Can bike riding cause prostatitis? Cycling is great exercise for you, but it can lead to repetitive trauma to your prostate. Riding a bike can cause irritation to the prostate, which can lead to chronic prostatitis or chronic pain similar to chronic pelvic pain syndrome (CPPS). Cycling can also negatively affect your fertility. Only a small number of riders get prostatitis from riding their bikes, but it is good for all male riders to take preventive action and know how to recognize the signs prostatitis.
What Is Prostatitis?
Chronic prostatitis, or CPPS, is inflammation of the prostate gland. Prostatitis can be difficult to diagnose and treat. Symptoms can last over three months without evidence of a urinary tract infection. Symptoms of prostatitis may include:
- Lower back pain
- Abdominal pain
- Frequent urination
- Problems with urination (problems with flow, incomplete emptying of the bladder, or dribbling)
- Pain while urinating
- Pain with bowels movements
- Pain in other areas such as the scrotum, urethra, tip of the penis, or between the genitals and anus
- Post-ejaculatory pain is associated with CPPS and can differentiate it from BPH.
- Low libido
- Erectile dysfunction
The ongoing pressure and stimulation of the prostate area can lead to chronic prostatitis. Use of antibiotics is controversial, as bacteria is not thought to be a cause of chronic prostatitis. Sometimes patients are put on weeks or months of antibiotics without relief. Nonbacterial prostatitis will not respond to antibiotics. Sometimes alpha-blockers are prescribed to help with urine flow, but some can have negative sexual side effects, so be sure to research medications carefully. Doctors also may recommend or prescribe pain relievers, anti-inflammatory medications, or muscle relaxants. Patients looking for more natural ways to treat prostatitis may turn to supplements that support prostate health.
Other activities that can irritate the prostate area and lead to chronic prostatitis include infectious agents, heavy lifting, jogging, cycling, horseback riding, structural abnormalities of the urinary tract, muscle spasm in pelvic muscles, and jobs that apply powerful vibrations to the prostate area such as driving a truck or operating certain machinery.

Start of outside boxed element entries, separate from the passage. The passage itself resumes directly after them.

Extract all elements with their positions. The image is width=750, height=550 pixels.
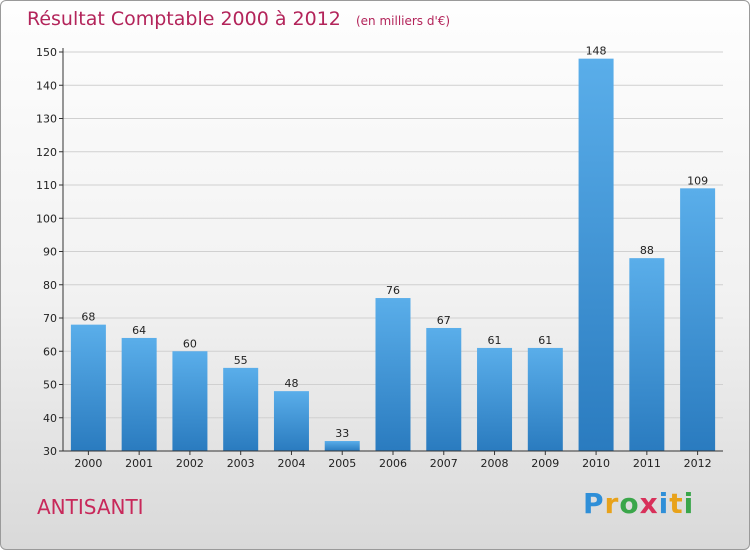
y-tick-label: 120	[36, 146, 57, 159]
x-tick-label: 2000	[74, 457, 102, 470]
logo-letter: t	[669, 487, 684, 520]
x-tick-label: 2009	[531, 457, 559, 470]
y-tick-label: 110	[36, 179, 57, 192]
y-tick-label: 90	[43, 246, 57, 259]
logo-letter: x	[639, 487, 659, 520]
bar-value-label: 60	[183, 337, 197, 350]
bar	[527, 347, 563, 451]
bar	[680, 188, 716, 451]
y-tick-label: 140	[36, 79, 57, 92]
logo-letter: r	[604, 487, 620, 520]
logo-letter: P	[583, 487, 605, 520]
bar	[324, 441, 360, 451]
y-tick-label: 70	[43, 312, 57, 325]
bar	[273, 391, 309, 451]
bar	[172, 351, 208, 451]
bar-value-label: 76	[386, 284, 400, 297]
x-tick-label: 2004	[277, 457, 305, 470]
y-tick-label: 50	[43, 379, 57, 392]
logo-letter: i	[658, 487, 670, 520]
y-tick-label: 80	[43, 279, 57, 292]
x-tick-label: 2011	[633, 457, 661, 470]
bar-value-label: 148	[586, 45, 607, 58]
bar-value-label: 68	[81, 311, 95, 324]
bar	[477, 347, 513, 451]
y-tick-label: 130	[36, 113, 57, 126]
y-tick-label: 40	[43, 412, 57, 425]
x-tick-label: 2010	[582, 457, 610, 470]
y-tick-label: 150	[36, 46, 57, 59]
bar	[223, 367, 259, 451]
x-tick-label: 2001	[125, 457, 153, 470]
bar-value-label: 55	[234, 354, 248, 367]
x-tick-label: 2007	[430, 457, 458, 470]
bar-value-label: 67	[437, 314, 451, 327]
bar-value-label: 61	[538, 334, 552, 347]
chart-title: Résultat Comptable 2000 à 2012 (en milli…	[27, 8, 450, 30]
x-tick-label: 2002	[176, 457, 204, 470]
bar-value-label: 48	[284, 377, 298, 390]
x-tick-label: 2005	[328, 457, 356, 470]
bar	[121, 337, 157, 451]
x-tick-label: 2006	[379, 457, 407, 470]
proxiti-logo[interactable]: Proxiti	[583, 487, 694, 520]
bar-value-label: 33	[335, 427, 349, 440]
x-tick-label: 2012	[684, 457, 712, 470]
bars: 68 64 60 55 48 33 76 67 61 61 148 88 109	[70, 45, 716, 452]
bar-value-label: 88	[640, 244, 654, 257]
place-name: ANTISANTI	[37, 495, 144, 519]
bar	[375, 298, 411, 451]
axes: 30 40 50 60 70 80 90 100 110 120 130 140 150 2000 2001…	[36, 46, 723, 470]
bar-value-label: 109	[687, 174, 708, 187]
logo-letter: i	[683, 487, 695, 520]
y-tick-label: 60	[43, 345, 57, 358]
bar-value-label: 64	[132, 324, 146, 337]
chart-subtitle: (en milliers d'€)	[355, 14, 451, 28]
bar	[578, 58, 614, 452]
bar	[426, 327, 462, 451]
chart-title-main: Résultat Comptable 2000 à 2012	[27, 8, 341, 30]
x-tick-label: 2003	[227, 457, 255, 470]
x-tick-label: 2008	[481, 457, 509, 470]
y-tick-label: 30	[43, 445, 57, 458]
bar-value-label: 61	[488, 334, 502, 347]
logo-letter: o	[619, 487, 640, 520]
bar	[70, 324, 106, 451]
y-tick-label: 100	[36, 212, 57, 225]
bar	[629, 258, 665, 451]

Men who have prostatitis should limit having pressure on the thigh area. Men should avoid cycling during episodes of prostatitis or CPPS.
Can bike riding cause prostatitis, and why? Sitting or bouncing for long periods are known to lead to prostatitis, and many bike seats put pressure on the prostate area, causing irritation. It is important to buy the right kind of bicycle seat that will not put pressure on your groin area. Look for such seats as a soft seat with gel or a lot of padding, a split seat, a seat with holes, a noseless saddle, or a seat with a soft central area. Try out seats to find out which kind is most comfortable for you. If you find one that works, then stick with it. Angle the seat so it puts less pressure on your prostate area. The right seat will keep blood flow to the penis and groin, prevent numbness, and will not irritate the prostate area.
Change position often while riding by adding bar ends to handle bars so you can change the height of your body. Sitting in a more upright position is more prostate friendly. Be sure to wear padded cycling shorts when you ride.
Off the bike remember to stay hydrated, urinate frequently, avoid prolonged sitting or bouncing, and ejaculate regularly. Limit caffeine and alcohol. Avoid tobacco and spicy foods. Don’t lift heavy objects with a full bladder. Make sure to keep exercising. A 2009 study found that men who exercised for 30 or more minutes each day were 16% less likely to develop prostate problems.